Bearing all of the above in mind, it is relevant here to show evolutionism as a (dominant) paradigm in musicological discourses, as well as a quality of the very discourse of music history since its beginnings. More precisely, music history was being formed by having natural sciences as its role model, i.e. by defining itself in the way that the sciences were defined at the time. Hence the crucial concepts in music history were in fact directly taken from natural sciences, the evolutionistic idea of ‘continuous development’ being incorporated in the very core of musicology. In addition to musicology, which was constructed as a science of ‘art’ music, the nineteenth century was also characterised by the constitution of the field of discourses on ‘other’ musics – the musics of non-Western peoples, which was the subject of so-called comparative musicology. Weber was acquainted with all these tendencies and I will here argue that his thesis on the rationalisation of music was also a thesis on the evolution of music, and, furthermore, that the thesis developed as the consequence of a complex and multifarious impact of the discourses of both natural sciences and musicology, formed in accordance with the ‘laws’ of ‘proper’ science. As a consequence of the above, this book is structured in three chapters, the third engaging with the Weber’s theory itself, while the first two are dedicated to the reconstruction of the ways the discourse was formed as an evolutionistic one.
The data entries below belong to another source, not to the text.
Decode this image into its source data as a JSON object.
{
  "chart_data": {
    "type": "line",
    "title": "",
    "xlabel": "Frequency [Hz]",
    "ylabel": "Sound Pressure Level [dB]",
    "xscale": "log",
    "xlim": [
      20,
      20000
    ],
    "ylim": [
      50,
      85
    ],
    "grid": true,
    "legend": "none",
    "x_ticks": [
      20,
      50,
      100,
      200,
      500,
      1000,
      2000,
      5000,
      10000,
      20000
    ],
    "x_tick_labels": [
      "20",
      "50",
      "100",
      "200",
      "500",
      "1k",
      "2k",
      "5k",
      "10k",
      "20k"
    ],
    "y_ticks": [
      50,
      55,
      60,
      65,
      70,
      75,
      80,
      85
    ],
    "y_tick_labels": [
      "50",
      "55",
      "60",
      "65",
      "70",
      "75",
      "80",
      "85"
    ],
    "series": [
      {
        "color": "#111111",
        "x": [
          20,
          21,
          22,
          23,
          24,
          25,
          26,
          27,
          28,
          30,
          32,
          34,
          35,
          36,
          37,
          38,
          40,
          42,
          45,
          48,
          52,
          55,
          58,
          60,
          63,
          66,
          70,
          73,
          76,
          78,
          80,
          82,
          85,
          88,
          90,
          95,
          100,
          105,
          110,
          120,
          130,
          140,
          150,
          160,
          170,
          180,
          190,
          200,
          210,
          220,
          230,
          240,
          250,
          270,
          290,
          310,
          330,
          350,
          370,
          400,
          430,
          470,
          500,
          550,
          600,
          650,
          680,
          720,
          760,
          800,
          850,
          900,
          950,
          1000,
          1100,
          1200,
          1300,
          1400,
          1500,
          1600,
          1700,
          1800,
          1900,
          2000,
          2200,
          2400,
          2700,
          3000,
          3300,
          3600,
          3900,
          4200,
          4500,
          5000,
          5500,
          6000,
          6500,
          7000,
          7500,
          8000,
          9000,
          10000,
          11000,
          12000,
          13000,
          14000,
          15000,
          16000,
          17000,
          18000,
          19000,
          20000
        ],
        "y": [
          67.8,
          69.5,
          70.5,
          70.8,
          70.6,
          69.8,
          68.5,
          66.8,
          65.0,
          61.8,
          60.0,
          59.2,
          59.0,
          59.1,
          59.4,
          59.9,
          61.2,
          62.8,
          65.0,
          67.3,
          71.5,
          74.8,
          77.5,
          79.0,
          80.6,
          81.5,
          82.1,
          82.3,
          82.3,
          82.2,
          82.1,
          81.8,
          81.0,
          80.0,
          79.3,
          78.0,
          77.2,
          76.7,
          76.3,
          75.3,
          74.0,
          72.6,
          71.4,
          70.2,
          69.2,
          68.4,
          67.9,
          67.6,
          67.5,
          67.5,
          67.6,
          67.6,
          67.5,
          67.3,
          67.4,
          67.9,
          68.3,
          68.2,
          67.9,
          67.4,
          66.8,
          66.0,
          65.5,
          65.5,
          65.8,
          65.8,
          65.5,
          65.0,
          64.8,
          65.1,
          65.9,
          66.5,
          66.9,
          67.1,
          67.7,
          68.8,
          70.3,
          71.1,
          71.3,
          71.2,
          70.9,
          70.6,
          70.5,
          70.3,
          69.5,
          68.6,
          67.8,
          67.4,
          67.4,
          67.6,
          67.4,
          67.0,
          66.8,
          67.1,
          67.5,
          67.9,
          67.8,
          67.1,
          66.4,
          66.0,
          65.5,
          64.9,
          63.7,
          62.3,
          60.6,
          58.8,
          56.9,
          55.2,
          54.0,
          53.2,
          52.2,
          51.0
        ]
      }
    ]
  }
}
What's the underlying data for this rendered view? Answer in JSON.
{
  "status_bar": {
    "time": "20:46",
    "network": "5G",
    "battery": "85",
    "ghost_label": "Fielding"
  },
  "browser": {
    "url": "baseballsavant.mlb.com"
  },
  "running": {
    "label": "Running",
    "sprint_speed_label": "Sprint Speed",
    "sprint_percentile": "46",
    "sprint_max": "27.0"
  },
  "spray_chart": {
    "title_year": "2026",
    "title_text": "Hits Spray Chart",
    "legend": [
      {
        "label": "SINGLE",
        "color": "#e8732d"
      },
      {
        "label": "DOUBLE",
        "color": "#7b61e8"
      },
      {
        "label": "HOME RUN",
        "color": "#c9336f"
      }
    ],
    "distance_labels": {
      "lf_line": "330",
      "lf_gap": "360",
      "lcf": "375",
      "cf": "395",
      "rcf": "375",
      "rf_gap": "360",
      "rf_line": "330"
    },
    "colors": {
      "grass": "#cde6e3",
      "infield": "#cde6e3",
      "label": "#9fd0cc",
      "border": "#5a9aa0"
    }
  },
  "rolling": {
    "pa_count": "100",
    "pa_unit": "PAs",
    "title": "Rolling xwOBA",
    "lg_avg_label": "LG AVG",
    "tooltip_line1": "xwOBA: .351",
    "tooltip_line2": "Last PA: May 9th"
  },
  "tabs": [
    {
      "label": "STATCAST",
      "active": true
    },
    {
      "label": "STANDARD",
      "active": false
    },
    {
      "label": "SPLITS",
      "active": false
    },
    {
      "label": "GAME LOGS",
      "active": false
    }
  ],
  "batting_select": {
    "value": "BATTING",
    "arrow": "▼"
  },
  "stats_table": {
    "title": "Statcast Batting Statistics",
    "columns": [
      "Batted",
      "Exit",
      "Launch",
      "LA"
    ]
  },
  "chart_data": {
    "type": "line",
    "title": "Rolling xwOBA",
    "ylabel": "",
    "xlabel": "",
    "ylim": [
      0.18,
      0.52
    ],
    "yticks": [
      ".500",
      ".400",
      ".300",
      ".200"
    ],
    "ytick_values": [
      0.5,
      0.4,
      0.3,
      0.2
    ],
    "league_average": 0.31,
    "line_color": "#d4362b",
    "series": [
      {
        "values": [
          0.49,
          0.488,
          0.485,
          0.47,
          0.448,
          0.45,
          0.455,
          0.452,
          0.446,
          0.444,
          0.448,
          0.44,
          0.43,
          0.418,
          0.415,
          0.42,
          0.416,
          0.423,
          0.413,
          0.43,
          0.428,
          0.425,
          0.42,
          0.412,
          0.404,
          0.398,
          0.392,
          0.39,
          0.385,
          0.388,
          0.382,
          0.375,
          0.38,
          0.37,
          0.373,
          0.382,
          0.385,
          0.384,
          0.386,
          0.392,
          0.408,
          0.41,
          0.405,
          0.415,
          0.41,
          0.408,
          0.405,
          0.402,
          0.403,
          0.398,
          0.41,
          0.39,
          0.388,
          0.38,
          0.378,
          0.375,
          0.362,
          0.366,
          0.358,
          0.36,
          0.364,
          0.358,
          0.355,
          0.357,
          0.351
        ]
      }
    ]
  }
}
Moreover, I consider the fact that Weber is regularly discussed as an opponent of evolutionistic tendencies in sociology, which is the reason why I have laid such stress on the entire context of the formation of his discourse on music, since it is insight in context that explains the specific status of this discourse. Certain aspects of Weber’s discourse in general, and on music in particular, cannot be researched without considering nineteenth-century musicological discourses.